Codabra

Data contracts — the column rename that didn't take down prod

A versioned schema agreement between producer and consumer, enforced in CI. The lesson where `column rename` becomes a tracked event, not a 2 AM page.

What is a contract

A data contract is a versioned, machine-readable schema that the producer of a table publishes and the consumer relies on. It states: "this table will have these columns, with these types, this nullability, and these invariants — and we will tell you (and bump the version) before we change it."

It's the same idea as a REST API contract or a gRPC .proto file — applied to tables. The point isn't to prevent changes; it's to make changes visible and give consumers time to adapt.

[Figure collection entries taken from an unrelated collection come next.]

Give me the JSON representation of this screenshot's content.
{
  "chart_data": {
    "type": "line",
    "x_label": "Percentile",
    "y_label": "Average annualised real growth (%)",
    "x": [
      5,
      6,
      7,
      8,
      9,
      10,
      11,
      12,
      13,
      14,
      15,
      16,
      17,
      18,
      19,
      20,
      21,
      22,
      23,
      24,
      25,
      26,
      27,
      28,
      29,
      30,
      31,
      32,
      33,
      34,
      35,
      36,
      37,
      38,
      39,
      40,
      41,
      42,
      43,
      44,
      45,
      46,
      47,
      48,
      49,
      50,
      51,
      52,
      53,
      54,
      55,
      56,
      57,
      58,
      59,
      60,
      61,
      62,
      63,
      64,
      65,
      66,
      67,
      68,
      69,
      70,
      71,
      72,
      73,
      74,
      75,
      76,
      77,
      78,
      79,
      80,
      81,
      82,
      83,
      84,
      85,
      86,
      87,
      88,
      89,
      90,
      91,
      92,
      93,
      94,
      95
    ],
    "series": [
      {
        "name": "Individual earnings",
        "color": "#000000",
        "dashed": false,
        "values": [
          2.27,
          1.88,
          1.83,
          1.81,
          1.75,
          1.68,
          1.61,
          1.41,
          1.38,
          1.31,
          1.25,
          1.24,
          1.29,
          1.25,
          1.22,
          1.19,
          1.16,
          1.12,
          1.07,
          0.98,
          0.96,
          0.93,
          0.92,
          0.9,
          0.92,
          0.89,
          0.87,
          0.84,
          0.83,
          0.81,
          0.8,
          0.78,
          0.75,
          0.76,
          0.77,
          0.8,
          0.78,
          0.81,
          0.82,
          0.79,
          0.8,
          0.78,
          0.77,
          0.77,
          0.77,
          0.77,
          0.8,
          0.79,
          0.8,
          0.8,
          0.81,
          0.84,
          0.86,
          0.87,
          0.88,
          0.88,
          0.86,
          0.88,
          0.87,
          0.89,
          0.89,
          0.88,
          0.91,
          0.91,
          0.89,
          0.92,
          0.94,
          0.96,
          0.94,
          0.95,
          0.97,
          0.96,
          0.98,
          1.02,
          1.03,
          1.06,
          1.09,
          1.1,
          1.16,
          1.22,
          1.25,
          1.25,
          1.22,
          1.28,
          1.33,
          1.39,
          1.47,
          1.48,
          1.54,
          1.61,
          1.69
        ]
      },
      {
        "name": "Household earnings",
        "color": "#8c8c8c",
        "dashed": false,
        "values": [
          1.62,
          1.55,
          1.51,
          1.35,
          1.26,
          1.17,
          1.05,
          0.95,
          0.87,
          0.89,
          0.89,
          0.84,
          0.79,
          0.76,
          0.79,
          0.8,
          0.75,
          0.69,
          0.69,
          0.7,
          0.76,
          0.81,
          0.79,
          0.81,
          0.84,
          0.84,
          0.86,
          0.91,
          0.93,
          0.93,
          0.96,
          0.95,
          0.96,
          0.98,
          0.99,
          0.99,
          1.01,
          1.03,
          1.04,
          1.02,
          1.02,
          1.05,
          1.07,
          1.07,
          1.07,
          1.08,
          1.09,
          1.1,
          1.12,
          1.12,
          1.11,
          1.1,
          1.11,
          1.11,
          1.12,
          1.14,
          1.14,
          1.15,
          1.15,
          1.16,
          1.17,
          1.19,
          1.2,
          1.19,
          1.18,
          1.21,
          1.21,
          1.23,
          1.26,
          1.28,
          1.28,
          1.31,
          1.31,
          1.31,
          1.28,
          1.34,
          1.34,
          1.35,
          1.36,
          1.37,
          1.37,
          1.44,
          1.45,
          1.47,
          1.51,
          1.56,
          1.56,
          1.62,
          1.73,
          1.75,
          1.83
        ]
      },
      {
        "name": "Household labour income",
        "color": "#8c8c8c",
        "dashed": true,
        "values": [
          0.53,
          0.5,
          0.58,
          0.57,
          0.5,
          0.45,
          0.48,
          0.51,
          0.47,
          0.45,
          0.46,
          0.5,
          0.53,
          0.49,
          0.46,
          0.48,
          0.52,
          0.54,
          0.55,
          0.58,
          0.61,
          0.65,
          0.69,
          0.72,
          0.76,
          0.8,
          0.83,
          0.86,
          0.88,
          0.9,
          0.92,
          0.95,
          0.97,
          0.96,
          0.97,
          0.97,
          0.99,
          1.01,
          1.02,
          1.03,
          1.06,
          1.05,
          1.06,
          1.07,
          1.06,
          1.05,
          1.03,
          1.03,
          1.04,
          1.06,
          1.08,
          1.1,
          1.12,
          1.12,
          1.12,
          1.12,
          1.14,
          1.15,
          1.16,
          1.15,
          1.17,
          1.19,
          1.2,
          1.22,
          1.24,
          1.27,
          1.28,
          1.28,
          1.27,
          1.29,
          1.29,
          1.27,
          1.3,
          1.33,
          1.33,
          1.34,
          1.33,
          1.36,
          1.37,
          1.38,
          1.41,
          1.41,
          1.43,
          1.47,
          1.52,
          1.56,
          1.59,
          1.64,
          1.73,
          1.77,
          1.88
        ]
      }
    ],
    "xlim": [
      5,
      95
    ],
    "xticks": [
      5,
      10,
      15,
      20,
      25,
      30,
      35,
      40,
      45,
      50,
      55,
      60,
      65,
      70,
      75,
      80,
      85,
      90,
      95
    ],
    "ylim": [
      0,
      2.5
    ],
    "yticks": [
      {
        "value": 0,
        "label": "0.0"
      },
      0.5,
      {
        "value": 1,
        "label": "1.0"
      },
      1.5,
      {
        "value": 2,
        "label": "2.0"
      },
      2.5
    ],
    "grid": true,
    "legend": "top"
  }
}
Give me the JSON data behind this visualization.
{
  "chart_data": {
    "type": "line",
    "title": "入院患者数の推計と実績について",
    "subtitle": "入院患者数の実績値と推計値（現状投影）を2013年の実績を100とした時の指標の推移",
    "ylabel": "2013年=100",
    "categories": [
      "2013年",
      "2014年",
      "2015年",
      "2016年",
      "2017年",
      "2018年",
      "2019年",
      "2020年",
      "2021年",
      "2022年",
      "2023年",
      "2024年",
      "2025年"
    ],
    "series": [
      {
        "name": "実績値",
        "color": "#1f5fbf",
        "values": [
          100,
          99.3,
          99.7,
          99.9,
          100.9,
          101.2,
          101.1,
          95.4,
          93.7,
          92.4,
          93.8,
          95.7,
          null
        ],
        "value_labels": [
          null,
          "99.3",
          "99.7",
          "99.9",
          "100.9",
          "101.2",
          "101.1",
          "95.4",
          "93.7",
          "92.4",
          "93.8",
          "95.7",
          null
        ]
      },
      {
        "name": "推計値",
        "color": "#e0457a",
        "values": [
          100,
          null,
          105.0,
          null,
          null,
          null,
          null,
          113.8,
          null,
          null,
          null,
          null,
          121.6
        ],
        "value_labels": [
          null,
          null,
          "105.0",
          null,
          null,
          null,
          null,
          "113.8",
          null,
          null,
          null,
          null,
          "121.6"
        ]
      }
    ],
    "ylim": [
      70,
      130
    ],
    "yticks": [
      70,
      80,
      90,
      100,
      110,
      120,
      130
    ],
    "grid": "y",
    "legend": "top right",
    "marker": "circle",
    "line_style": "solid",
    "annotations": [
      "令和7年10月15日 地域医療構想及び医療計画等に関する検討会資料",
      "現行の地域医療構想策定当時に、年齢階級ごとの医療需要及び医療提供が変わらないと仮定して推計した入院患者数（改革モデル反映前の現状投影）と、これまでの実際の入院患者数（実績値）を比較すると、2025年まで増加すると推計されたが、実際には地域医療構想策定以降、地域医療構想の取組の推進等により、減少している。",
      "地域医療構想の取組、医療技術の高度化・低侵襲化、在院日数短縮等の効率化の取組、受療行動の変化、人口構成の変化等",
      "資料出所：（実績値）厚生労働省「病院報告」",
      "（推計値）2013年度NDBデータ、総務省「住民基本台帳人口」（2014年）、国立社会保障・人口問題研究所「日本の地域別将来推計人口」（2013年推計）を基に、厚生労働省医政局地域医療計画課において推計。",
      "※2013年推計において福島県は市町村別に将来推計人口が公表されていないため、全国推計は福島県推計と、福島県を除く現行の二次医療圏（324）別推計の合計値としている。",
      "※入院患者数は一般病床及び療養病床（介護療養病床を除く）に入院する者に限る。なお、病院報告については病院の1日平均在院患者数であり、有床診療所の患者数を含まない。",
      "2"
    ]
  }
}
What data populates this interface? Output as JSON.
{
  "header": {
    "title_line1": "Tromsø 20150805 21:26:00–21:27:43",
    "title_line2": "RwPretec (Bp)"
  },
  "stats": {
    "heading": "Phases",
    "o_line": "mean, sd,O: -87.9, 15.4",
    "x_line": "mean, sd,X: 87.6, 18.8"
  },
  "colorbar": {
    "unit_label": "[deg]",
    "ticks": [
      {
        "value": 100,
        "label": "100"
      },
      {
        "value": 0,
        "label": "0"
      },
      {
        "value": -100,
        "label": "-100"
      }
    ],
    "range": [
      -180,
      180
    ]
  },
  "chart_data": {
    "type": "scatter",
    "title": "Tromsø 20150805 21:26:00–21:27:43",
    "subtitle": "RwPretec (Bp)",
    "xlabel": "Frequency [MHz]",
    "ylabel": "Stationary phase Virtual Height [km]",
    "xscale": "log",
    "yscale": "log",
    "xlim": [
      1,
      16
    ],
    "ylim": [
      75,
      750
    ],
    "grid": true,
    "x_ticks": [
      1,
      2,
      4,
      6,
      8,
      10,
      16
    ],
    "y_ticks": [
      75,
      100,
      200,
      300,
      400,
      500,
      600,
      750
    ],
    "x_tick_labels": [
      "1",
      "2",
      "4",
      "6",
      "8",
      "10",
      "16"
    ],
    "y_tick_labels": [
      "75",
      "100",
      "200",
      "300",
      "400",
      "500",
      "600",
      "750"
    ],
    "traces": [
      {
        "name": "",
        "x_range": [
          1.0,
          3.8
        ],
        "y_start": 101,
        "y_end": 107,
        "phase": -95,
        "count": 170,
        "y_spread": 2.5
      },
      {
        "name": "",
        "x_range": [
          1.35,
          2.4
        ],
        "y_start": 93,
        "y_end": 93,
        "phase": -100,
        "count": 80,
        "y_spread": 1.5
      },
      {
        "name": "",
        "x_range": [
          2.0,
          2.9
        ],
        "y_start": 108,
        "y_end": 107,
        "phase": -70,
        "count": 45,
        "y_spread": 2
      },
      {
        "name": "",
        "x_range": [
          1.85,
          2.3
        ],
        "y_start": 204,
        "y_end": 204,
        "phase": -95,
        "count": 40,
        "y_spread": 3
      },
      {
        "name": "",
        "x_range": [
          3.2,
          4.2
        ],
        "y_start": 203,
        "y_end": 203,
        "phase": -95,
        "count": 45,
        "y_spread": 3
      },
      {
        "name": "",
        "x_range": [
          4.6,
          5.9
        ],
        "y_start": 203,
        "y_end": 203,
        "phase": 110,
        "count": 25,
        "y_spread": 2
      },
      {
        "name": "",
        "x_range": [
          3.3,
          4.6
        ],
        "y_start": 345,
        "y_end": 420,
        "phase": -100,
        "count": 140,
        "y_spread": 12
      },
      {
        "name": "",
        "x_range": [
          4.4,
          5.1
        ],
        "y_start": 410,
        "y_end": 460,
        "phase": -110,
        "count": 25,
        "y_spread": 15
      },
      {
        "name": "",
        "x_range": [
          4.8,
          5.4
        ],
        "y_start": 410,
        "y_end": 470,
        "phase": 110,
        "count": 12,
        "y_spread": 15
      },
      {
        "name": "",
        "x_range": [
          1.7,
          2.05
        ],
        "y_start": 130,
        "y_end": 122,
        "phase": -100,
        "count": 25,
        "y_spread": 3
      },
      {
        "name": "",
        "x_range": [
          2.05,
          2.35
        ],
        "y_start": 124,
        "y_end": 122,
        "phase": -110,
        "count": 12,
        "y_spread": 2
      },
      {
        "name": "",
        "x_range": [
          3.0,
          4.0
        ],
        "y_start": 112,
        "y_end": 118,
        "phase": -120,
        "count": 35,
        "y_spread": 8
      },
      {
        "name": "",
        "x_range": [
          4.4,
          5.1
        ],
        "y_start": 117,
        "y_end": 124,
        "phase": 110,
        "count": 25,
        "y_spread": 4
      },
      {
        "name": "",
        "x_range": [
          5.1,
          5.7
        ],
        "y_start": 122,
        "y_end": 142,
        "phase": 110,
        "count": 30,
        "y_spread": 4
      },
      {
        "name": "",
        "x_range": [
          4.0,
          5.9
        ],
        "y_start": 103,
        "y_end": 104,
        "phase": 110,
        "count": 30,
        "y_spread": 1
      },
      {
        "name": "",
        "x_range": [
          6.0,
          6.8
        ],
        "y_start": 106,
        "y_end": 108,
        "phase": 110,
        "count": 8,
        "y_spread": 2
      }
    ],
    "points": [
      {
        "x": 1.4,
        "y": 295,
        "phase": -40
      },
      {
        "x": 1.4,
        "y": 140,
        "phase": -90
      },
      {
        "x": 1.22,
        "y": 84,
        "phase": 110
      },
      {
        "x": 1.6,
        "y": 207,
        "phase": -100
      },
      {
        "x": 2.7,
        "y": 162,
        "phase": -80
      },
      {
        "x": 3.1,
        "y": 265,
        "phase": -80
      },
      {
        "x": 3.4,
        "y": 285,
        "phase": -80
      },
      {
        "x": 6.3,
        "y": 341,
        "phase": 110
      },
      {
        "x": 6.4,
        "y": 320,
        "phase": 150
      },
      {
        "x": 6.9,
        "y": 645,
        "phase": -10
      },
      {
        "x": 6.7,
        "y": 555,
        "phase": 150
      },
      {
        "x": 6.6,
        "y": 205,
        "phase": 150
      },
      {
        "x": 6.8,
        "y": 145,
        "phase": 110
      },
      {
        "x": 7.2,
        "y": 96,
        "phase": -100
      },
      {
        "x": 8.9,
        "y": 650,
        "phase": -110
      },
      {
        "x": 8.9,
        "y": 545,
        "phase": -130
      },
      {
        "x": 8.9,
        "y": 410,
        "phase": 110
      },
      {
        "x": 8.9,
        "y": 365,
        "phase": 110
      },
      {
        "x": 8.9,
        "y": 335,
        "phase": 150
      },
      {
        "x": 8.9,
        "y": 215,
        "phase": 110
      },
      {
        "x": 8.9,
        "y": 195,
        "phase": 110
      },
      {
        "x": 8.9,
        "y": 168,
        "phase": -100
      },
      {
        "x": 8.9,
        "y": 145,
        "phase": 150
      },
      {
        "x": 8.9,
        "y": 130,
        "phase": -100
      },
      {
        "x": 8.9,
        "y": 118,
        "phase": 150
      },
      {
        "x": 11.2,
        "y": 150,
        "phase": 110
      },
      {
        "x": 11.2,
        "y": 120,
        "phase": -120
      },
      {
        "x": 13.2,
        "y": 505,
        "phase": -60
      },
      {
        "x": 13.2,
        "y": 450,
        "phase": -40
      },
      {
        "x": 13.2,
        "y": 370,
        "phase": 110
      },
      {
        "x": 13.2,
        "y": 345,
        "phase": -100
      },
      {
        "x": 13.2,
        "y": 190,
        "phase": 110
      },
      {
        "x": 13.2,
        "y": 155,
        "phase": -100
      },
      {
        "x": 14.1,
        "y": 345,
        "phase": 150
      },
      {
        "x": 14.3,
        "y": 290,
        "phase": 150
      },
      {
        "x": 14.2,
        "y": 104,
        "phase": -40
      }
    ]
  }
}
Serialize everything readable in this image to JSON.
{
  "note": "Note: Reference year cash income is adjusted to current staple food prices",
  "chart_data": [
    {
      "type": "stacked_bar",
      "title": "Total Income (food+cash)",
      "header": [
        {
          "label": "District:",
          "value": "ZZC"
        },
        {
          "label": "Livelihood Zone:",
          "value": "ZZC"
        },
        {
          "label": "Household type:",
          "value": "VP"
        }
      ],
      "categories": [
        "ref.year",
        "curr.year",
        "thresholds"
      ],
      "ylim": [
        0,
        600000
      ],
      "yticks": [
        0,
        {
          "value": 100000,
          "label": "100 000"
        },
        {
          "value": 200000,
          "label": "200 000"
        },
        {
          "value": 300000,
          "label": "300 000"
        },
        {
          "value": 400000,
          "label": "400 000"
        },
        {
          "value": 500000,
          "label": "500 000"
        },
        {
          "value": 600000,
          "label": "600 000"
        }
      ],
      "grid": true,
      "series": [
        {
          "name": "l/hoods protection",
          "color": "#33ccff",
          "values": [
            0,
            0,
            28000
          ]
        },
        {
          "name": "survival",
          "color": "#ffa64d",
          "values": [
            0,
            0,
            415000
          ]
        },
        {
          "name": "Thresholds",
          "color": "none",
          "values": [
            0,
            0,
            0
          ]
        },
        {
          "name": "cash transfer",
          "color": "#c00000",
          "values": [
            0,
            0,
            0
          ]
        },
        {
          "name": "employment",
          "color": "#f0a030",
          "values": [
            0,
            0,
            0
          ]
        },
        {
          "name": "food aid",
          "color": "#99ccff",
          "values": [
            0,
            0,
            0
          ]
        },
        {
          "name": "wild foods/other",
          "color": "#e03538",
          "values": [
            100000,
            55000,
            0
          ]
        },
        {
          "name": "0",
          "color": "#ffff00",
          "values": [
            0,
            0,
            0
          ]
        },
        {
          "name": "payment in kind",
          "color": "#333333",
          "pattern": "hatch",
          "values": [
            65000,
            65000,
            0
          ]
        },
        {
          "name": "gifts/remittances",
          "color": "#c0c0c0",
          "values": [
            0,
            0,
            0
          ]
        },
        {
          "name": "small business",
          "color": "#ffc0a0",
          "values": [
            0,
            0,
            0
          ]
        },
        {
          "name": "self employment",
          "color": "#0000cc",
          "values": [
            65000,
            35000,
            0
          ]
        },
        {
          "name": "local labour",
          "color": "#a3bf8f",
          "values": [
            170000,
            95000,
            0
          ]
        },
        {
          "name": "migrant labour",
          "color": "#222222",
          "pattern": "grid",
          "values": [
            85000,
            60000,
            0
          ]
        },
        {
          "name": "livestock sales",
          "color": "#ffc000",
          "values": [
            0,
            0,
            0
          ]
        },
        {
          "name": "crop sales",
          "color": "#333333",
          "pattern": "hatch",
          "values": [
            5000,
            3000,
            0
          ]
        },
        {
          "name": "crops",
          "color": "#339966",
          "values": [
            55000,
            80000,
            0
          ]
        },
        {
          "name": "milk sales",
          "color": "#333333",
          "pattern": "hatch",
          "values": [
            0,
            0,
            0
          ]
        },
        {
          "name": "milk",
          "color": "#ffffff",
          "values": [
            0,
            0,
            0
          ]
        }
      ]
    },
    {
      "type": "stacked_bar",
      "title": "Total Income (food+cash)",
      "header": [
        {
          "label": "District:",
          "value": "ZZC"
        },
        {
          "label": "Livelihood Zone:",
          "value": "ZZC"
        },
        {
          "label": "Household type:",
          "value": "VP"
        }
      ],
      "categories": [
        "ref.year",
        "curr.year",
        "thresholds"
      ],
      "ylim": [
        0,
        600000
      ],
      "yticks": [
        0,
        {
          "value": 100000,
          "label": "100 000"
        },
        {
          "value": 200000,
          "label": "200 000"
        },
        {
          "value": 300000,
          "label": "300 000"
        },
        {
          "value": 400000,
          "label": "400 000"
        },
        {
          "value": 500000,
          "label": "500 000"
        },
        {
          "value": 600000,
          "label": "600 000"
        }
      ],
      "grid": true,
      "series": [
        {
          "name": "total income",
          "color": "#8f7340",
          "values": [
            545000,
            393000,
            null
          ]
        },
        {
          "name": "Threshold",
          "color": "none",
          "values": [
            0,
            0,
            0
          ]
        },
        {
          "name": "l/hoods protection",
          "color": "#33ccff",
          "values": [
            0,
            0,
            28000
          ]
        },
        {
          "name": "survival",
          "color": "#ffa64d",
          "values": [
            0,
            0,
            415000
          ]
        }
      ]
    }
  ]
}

Producer / contract / consumer / CI

Three relationships matter:

  • Producer ↔ contract: the producer owns the contract. Any code change that touches the schema must update the contract in the same PR.
  • Consumer ↔ contract: the consumer reads the table through the contract. If a column it relies on is missing in the YAML, the consumer's CI fails before deploy.
  • PR ↔ CI gate: the gate compares the live schema to the YAML on every PR. Breaking changes (rename, type change, drop) fail unless the contract version is bumped — which itself requires consumer sign-off in the social half of the contract.
A minimal contract — checked in next to the producer's code
# contracts/oltp/orders.yml
table: orders
schema: oltp
owner: backend-team@codabra.app
version: 3                                # bump when the schema changes
columns:
  - name: order_id
    type: bigint
    nullable: false
    primary_key: true
  - name: customer_id
    type: bigint
    nullable: false
    references: customers.customer_id
  - name: status
    type: text
    nullable: false
    accepted_values: [pending, paid, refunded, cancelled]
  - name: total_cents
    type: integer
    nullable: false
    invariant: ">= 0"
  - name: created_at
    type: timestamptz
    nullable: false
freshness:
  max_lag_minutes: 15                     # producer commits to this
breaking_changes_require: 14_days_notice  # the social half of the contract

How the contract becomes load-bearing

A contract sitting in a YAML file is a wish. It becomes load-bearing when CI checks two things on every PR that touches the producer's code:

  1. Schema diff: actual schema (from information_schema.columns) matches the contract. Adding a column with nullable: true is a non-breaking additive change. Removing a column, renaming, or changing a type is breaking — fail CI unless the contract version is bumped and the consumer side has been notified.
  2. Behavioral checks at runtime: accepted_values, invariant, freshness SLO. These run nightly; alert (not block) on failures.

The rename outage from Module 00 is exactly this: with a contract, the rename PR fails CI; without one, it ships and breaks dashboards at 2 AM.

Implement an `accepted_values` check on `orders.status`. The contract says status must be in `('pending', 'paid', 'refunded', 'cancelled')`. Return one row, two columns: `bad_rows` (count of rows with status outside the set) and `passes` (true when bad_rows = 0).

Takeaway: a contract is a versioned schema published by the producer, checked by CI on every change, and enforced by behavioral tests at runtime. With it, schema changes become tracked events. Without it, they become 2 AM pages.